Commission of Inquiry: Witness Testimony Continues
Last night we brought you details of the Monday morning session of the Commission of Inquiry into the sale of a number of government vehicles at the end of the U.D.P. administration. The afternoon session continued in much the same way with witnesses explaining how they located and bid on vehicles, and the status of those vehicles today. While the morning witnesses tended to be well-connected members of the U.D.P., in the afternoon, there was a private citizen, an employee of the Ministry of Health and a part-time driver for the Ministry of Foreign Affairs. Like all the others, they put in bids to the government vehicle repair unit or the financial secretary. None of them had any idea how those parties valued the vehicles or why their bids were accepted immediately or the prices revised upwards. There was a brief appearance by Ermin Aleman who bought a 2011 Dodge Ram for fifteen thousand dollars. He claims he was only able to repair it and get it running for a few months before it had to be parked again. Doctor Javier Zuniga of the Ministry of Health bought a 2010 Isuzu Demax he described as “dilapidated” for three thousand five hundred dollars and was able to get it up and running again. He now uses it for his San Ignacio commute. Glen Sheppard, who had been a part-time driver for the Ministry of Foreign Affairs during the Referendum, and his brother bought two Mazda pickups, years 2009 and 2013, which had no engines, for twelve hundred and one thousand dollars. After investing thousands of dollars of their own money, both are running again.
[Witness testimonies from the Commission of Inquiry…]

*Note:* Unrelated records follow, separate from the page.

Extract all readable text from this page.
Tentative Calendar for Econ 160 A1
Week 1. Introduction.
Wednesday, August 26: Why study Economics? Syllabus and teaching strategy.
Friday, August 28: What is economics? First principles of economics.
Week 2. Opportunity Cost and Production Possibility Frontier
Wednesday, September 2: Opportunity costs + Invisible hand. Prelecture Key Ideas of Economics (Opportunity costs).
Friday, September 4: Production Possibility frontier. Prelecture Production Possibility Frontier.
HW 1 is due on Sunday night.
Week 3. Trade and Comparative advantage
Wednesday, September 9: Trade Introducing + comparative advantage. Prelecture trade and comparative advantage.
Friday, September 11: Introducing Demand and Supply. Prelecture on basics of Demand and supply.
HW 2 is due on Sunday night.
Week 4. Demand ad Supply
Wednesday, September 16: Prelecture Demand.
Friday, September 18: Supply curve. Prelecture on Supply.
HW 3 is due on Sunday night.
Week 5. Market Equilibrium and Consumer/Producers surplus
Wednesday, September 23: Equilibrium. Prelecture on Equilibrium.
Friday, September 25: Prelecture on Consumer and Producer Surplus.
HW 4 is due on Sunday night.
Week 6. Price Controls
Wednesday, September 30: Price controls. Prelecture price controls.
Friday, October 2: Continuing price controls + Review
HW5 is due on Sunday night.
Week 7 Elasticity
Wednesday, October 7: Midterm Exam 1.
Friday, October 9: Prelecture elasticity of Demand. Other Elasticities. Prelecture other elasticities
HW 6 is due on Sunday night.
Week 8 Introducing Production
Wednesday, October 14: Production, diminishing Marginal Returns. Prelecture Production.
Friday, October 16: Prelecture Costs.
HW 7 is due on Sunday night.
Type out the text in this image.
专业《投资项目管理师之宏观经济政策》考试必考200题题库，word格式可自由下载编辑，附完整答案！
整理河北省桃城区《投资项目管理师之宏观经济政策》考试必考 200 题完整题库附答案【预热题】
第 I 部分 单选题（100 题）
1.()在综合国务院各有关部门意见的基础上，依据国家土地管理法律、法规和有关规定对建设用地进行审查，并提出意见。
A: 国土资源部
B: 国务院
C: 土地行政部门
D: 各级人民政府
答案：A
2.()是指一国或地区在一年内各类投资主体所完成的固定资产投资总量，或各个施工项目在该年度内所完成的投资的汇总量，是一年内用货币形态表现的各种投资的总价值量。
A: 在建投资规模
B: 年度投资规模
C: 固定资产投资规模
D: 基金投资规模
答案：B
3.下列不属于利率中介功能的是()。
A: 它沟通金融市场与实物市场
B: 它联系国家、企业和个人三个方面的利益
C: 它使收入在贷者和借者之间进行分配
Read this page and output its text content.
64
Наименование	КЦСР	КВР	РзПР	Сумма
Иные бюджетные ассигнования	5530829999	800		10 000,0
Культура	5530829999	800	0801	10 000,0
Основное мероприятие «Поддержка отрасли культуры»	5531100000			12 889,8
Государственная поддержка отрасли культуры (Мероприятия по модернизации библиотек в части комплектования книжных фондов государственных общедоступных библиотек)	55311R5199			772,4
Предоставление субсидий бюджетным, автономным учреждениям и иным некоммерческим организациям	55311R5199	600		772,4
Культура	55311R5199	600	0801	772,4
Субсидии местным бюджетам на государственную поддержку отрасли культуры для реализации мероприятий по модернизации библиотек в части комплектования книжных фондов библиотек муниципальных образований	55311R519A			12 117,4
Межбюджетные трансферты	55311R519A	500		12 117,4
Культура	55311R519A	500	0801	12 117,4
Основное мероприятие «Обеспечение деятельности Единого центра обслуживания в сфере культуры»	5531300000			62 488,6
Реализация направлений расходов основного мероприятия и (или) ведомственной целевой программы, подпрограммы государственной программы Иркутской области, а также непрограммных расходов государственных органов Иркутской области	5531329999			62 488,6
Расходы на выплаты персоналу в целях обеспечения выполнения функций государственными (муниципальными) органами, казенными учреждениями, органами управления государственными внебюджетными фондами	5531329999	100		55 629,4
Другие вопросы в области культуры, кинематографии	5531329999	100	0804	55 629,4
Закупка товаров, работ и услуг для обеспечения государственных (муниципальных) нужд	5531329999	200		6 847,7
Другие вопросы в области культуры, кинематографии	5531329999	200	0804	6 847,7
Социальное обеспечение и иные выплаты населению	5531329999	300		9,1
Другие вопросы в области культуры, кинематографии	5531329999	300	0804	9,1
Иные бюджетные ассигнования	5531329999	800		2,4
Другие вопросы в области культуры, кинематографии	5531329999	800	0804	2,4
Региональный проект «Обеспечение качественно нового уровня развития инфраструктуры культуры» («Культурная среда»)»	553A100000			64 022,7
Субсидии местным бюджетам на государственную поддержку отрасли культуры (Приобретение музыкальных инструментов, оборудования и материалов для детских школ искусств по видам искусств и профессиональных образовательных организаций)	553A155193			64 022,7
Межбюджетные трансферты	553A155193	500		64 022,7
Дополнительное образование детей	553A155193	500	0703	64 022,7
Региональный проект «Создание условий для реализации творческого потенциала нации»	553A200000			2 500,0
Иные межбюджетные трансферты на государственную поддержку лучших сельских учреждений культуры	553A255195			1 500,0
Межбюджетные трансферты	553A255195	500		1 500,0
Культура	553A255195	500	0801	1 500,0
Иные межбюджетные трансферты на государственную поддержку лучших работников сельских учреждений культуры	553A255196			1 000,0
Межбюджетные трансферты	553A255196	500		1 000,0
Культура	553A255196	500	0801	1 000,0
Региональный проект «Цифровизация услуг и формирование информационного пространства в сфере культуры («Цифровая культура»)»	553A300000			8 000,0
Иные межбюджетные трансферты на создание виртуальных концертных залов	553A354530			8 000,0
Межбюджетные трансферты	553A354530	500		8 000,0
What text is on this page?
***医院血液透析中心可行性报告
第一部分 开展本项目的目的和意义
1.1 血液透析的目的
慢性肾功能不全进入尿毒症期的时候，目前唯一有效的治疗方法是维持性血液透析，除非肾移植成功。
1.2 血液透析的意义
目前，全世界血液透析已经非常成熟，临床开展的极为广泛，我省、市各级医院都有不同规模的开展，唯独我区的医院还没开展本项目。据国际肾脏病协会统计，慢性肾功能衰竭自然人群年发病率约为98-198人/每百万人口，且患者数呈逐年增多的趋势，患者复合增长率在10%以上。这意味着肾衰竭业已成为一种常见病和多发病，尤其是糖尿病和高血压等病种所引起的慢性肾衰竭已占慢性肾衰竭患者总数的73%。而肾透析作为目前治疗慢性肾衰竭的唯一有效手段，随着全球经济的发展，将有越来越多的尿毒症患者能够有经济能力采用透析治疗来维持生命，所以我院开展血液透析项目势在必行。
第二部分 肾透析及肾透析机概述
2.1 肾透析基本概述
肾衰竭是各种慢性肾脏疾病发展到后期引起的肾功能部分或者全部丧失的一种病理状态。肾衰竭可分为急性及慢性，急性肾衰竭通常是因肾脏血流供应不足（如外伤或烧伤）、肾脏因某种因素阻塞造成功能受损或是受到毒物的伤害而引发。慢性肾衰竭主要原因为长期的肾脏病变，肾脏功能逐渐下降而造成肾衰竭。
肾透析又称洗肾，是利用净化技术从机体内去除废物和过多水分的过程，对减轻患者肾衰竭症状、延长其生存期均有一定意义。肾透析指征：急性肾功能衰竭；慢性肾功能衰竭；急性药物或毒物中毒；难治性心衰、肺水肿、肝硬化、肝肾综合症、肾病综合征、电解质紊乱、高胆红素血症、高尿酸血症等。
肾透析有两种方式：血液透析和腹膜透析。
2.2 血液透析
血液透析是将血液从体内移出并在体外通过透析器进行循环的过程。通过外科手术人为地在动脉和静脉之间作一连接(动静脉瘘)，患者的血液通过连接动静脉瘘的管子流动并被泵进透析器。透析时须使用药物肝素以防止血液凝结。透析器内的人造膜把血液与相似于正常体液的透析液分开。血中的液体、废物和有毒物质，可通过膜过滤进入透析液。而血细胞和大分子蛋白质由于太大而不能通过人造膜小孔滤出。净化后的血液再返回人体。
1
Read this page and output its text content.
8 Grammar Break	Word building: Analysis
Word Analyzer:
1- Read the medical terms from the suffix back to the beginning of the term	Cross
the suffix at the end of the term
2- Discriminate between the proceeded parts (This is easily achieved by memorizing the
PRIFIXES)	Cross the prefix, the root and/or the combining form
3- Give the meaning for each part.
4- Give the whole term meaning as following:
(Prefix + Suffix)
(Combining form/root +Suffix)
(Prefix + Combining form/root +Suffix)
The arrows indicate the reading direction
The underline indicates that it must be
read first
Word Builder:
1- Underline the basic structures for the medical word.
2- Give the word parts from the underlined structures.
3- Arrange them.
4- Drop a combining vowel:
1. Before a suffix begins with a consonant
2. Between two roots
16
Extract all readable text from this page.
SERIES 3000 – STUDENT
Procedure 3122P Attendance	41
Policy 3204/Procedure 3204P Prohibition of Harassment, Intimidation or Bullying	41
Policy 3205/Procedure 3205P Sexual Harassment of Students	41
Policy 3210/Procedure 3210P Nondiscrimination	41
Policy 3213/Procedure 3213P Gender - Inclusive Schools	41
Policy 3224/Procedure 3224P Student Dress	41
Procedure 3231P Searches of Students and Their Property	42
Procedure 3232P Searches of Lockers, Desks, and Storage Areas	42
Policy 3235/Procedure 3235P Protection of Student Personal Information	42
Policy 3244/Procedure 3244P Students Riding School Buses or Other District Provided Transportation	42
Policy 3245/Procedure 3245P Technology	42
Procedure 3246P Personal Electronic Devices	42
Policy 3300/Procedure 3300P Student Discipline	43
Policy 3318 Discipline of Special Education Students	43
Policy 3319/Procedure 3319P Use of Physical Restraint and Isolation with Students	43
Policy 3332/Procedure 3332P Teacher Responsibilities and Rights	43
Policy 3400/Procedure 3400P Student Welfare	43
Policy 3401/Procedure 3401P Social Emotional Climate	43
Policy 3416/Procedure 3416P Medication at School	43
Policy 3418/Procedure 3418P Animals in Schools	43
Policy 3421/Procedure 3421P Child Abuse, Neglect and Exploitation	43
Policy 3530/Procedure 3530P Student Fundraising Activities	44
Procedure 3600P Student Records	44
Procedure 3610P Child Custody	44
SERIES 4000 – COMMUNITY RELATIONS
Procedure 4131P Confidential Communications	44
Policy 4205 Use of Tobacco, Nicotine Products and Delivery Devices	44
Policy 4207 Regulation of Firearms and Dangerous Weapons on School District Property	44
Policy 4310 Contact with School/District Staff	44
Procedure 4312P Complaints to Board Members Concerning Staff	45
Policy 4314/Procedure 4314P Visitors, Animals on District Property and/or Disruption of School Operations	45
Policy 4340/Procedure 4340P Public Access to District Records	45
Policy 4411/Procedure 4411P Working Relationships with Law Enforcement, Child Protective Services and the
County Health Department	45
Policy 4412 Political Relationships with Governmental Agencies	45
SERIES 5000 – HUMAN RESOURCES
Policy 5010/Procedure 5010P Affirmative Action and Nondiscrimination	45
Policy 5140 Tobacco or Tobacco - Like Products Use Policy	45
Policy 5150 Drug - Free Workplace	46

It is not yet clear at this point precisely what the Commission of Inquiry members, lead by Chairman Andrew Marshalleck, are looking for during their line of questioning, but during Monday’s session they did ask repeatedly who the bids were addressed to, if the witnesses had any idea how the valuation of the vehicles were made, if the purchasers had been able to repair vehicles which had been described by the government of the day as “unserviceable, ” and were these former pieces of government property now in working condition.